In the meantime, we’d just like to say a huge thanks to Max Little, Visiting Assistant Professor at the legendary MIT, who had this to say about the great work the Waracle team have been doing in and around this space:
“I’m impressed by the very professional app that you produced for the pharmaceutical industry, it is working superbly and it has opened up opportunities for medical data analysis that we have not had the opportunity to examine before, in particular the wealth of continuous and reliable sensor data collected. I can be pretty confident that more companies will want to expand on this effort. I know that one of the problems here is making a viable business out of what might be considered to be a ‘niche’ market. I’m not sure what the solution is, but as you say, there does seem to be growing interest in ‘repurposing’ consumer devices for health and research, e.g. Apple ResearchKit and now Google’s efforts, similarly also Samsung and Microsoft. A lot will be driven by the need to expand the range of sensors in the hardware to e.g. continuous vital signs monitoring, but it seems that these giants are on the case already.”

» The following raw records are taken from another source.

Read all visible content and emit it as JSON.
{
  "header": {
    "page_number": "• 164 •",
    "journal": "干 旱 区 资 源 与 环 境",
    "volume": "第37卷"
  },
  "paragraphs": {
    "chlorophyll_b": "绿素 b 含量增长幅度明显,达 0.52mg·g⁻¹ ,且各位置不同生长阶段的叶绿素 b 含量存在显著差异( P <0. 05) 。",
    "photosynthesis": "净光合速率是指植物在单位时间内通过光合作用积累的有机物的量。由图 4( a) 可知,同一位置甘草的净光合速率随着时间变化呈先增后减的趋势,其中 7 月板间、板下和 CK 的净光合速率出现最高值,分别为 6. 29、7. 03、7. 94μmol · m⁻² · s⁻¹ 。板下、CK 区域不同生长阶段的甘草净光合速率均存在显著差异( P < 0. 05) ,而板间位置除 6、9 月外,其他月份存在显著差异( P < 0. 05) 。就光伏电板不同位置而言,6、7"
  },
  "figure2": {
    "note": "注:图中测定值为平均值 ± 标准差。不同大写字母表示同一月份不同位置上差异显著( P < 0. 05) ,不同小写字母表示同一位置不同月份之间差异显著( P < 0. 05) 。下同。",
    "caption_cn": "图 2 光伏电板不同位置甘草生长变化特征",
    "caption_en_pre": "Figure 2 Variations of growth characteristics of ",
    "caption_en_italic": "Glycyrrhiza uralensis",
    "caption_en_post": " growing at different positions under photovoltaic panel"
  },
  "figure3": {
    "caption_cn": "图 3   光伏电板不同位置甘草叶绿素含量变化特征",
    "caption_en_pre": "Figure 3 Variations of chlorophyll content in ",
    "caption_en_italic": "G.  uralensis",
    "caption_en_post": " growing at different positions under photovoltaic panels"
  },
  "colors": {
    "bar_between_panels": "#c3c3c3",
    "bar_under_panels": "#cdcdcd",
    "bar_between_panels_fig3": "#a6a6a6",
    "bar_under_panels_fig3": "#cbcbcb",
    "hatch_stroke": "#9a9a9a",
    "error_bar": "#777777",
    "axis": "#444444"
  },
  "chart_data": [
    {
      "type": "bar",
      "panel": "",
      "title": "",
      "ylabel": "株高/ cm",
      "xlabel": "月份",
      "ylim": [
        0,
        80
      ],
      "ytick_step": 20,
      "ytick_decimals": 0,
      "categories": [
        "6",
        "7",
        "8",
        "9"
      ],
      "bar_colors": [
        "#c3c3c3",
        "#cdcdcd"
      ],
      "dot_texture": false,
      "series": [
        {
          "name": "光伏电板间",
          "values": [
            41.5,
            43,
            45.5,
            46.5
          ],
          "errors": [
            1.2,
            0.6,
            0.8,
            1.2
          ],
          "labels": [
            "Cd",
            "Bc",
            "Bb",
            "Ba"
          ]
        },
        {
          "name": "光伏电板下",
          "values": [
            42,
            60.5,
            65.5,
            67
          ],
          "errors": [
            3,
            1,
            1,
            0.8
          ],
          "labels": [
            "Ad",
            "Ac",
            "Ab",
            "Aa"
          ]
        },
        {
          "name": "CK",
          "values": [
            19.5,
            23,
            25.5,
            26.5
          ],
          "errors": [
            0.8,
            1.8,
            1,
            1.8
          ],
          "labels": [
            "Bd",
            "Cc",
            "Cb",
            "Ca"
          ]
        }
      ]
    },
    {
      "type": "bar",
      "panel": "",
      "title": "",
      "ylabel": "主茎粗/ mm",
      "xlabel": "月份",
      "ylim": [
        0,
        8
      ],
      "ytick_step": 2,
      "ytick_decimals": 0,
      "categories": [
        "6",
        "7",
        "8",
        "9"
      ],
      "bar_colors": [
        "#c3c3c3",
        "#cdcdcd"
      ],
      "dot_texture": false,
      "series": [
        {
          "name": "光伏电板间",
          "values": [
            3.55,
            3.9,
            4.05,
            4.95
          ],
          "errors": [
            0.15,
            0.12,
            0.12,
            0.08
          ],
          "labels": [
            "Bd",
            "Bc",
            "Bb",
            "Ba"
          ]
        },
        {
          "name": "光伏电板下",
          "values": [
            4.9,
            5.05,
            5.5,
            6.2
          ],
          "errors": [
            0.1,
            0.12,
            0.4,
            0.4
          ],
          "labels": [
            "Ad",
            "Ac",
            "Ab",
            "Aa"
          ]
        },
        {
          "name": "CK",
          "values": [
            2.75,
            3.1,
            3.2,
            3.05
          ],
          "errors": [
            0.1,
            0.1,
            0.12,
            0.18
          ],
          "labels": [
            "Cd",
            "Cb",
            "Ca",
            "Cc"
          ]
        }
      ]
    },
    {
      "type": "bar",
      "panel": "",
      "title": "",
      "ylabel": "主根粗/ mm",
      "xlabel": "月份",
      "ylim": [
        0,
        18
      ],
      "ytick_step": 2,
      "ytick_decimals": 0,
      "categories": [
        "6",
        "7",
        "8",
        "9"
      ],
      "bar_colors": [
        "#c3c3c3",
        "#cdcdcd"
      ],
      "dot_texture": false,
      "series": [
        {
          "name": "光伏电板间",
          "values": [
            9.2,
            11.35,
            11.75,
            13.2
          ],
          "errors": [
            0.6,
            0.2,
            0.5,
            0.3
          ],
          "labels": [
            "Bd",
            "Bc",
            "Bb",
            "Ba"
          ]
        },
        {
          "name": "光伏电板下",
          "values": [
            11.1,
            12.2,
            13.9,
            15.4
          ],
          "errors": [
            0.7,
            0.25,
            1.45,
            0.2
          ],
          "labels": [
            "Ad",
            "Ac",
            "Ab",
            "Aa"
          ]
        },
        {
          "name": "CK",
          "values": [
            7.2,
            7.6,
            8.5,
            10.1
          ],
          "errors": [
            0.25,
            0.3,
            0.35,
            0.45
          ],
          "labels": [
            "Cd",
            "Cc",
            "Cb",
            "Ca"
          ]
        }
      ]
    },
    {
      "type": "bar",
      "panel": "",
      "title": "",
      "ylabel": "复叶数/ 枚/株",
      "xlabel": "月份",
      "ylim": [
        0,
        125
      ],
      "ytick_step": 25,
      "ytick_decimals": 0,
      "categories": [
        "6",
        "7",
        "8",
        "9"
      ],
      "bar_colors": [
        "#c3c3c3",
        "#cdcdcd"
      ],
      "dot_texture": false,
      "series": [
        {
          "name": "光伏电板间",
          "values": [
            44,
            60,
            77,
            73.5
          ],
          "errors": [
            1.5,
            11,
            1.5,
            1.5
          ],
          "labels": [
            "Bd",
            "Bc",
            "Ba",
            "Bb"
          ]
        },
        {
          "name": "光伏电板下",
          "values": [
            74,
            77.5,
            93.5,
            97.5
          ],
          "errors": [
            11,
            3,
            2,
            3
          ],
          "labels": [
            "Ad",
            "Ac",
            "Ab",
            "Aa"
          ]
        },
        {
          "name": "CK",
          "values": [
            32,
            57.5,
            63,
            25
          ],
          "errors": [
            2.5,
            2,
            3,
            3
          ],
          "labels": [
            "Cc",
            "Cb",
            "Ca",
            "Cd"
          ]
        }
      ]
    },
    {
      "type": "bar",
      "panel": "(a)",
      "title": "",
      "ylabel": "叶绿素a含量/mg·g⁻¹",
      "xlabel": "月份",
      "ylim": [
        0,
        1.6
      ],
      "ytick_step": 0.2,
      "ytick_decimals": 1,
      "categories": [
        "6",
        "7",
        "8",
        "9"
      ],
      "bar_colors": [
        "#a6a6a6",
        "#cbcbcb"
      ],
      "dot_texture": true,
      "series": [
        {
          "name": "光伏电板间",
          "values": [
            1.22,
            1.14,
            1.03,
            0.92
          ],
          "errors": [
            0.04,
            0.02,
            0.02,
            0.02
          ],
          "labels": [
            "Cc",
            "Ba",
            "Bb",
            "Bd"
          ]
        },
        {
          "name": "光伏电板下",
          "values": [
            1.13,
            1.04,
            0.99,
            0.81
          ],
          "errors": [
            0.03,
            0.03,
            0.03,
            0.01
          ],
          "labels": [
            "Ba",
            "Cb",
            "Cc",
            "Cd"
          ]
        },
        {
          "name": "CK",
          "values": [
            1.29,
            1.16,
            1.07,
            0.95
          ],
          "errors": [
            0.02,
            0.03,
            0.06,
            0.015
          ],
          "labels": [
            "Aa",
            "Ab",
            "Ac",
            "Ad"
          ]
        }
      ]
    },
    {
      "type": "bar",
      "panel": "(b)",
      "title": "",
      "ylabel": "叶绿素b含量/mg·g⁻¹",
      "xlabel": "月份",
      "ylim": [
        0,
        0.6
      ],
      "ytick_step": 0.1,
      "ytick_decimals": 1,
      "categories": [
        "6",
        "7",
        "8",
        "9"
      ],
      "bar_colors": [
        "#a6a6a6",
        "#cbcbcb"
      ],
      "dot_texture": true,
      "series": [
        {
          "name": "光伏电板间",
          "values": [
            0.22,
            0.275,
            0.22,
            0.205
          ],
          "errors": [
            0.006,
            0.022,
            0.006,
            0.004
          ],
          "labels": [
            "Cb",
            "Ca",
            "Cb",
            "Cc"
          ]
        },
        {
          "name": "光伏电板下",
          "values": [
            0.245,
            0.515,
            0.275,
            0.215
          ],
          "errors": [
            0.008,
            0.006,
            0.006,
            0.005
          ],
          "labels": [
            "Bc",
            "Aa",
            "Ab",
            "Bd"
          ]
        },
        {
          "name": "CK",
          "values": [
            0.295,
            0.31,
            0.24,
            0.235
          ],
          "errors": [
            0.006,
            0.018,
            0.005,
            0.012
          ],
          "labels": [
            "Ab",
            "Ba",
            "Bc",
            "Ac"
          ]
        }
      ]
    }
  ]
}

So thanks again to Max for this wonderful quote. If you’re a company in pharmaceuticals looking to join the highly lucrative and rapidly growing mHealth space, contact us today to start the conversation. We’ve worked with top names in healthcare such as Imperial College London and NHS to design, develop and optimise world class mHealth apps.
Check out our findings in relation to the phenomenal ROI of mobile apps in mHealth:
We’ve already discovered that apps in drug trials are dramatically enhancing the frequency, quality and volume of data. Mobile apps are having an enormous impact on completion rates and patient adherence. In terms of the numbers, we’ve seen completion rates rocket from just over 50% (with no accompanying mobile app) to over 80% when an app is used in direct conjunction with a clinical trial. We reckon that on average it costs pharmaceutical companies £20,000 for every participant in a clinical trial. This actually signifies a cost saving of more than £1 million for pharmaceutical companies for every drugs trial that’s conducted. If we consider that this provides a saving of over £1 million for each drugs trial, this actually represents a 10x ROI for pharma companies who adopt the use of mobile apps using a data driven project methodology.